La rigida formazione cattolica di Phil lo rese schivo e diffidente. Solo in seguito si rese conto di quanto fosse stato stupido e condannò, con le liriche di questo pezzo, i pregiudizi religiosi e le guerre sante.
Le altre tracce non sono da meno anche se navigano un po’ nell’anonimato.

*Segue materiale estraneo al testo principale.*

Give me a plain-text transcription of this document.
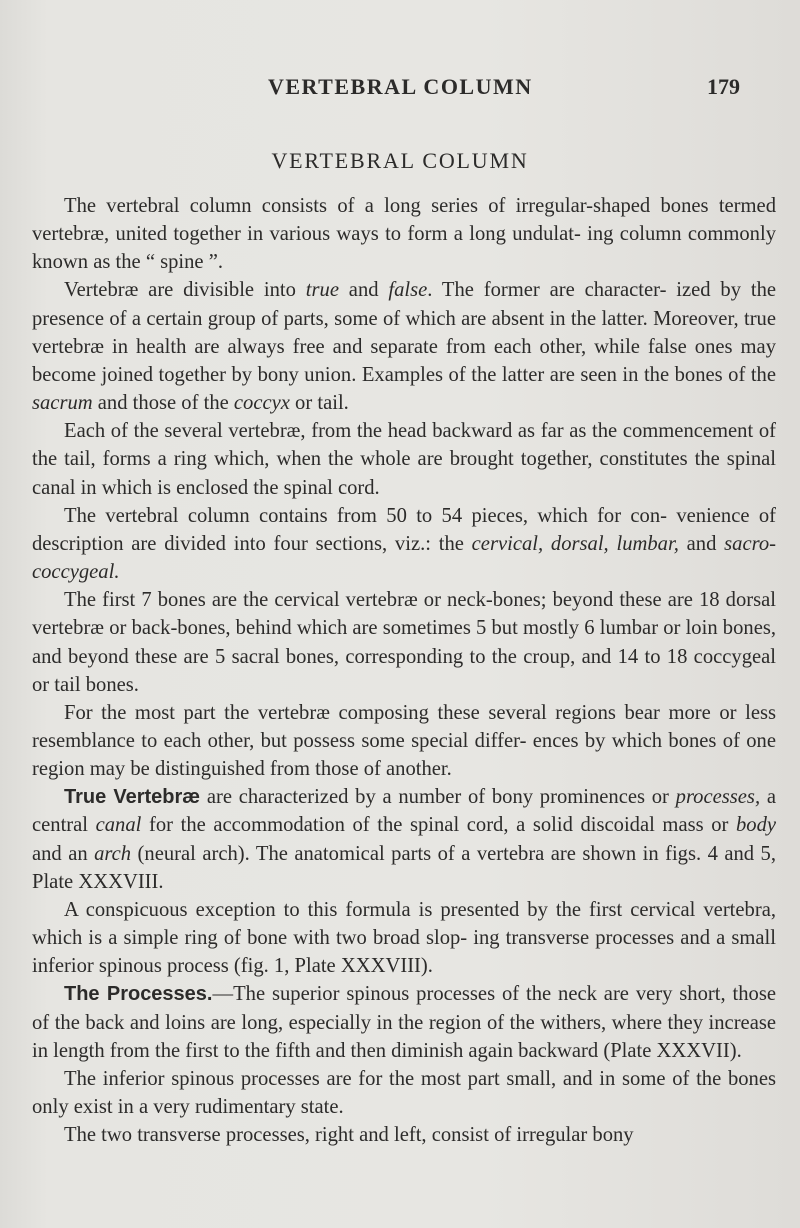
VERTEBRAL COLUMN	179
VERTEBRAL COLUMN

The vertebral column consists of a long series of irregular-shaped bones termed vertebræ, united together in various ways to form a long undulat- ing column commonly known as the “ spine ”.

Vertebræ are divisible into true and false. The former are character- ized by the presence of a certain group of parts, some of which are absent in the latter. Moreover, true vertebræ in health are always free and separate from each other, while false ones may become joined together by bony union. Examples of the latter are seen in the bones of the sacrum and those of the coccyx or tail.

Each of the several vertebræ, from the head backward as far as the commencement of the tail, forms a ring which, when the whole are brought together, constitutes the spinal canal in which is enclosed the spinal cord.

The vertebral column contains from 50 to 54 pieces, which for con- venience of description are divided into four sections, viz.: the cervical, dorsal, lumbar, and sacro-coccygeal.

The first 7 bones are the cervical vertebræ or neck-bones; beyond these are 18 dorsal vertebræ or back-bones, behind which are sometimes 5 but mostly 6 lumbar or loin bones, and beyond these are 5 sacral bones, corresponding to the croup, and 14 to 18 coccygeal or tail bones.

For the most part the vertebræ composing these several regions bear more or less resemblance to each other, but possess some special differ- ences by which bones of one region may be distinguished from those of another.

True Vertebræ are characterized by a number of bony prominences or processes, a central canal for the accommodation of the spinal cord, a solid discoidal mass or body and an arch (neural arch). The anatomical parts of a vertebra are shown in figs. 4 and 5, Plate XXXVIII.

A conspicuous exception to this formula is presented by the first cervical vertebra, which is a simple ring of bone with two broad slop- ing transverse processes and a small inferior spinous process (fig. 1, Plate XXXVIII).

The Processes.—The superior spinous processes of the neck are very short, those of the back and loins are long, especially in the region of the withers, where they increase in length from the first to the fifth and then diminish again backward (Plate XXXVII).

The inferior spinous processes are for the most part small, and in some of the bones only exist in a very rudimentary state.

The two transverse processes, right and left, consist of irregular bony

Volete una chicca? Ebbene, si narra che prima di un’esibizione del tour americano, precedente l’uscita dell’album in questione, Lynott esaltò a tal punto la sua band da riferire a Mr.Blackmore (sì, proprio lui) che i suoi Lizzy quella sera avrebbero annientato la performance della creatura dell’ex chitarrista Purple: i mitici Rainbow. Al simpatico battibecco tra i due assistette anche il poderoso batterista John "Bonzo" Bonam (Led Zeppelin), che rimase divertito e ammaliato dall’incredibile spavalderia di Lynott.
Non so come andò a finire quella sera, ma un dato è certo, il carisma e le capacità artistiche di Phil sono indiscutibili.
Del resto lo stesso chitarrista Purple Ritchie Blackmore, che non nascondeva la sua ammirazione per la band, rivelò: “Phil è l’unica persona che riesca a far stare cinque riff nello spazio di quattro”.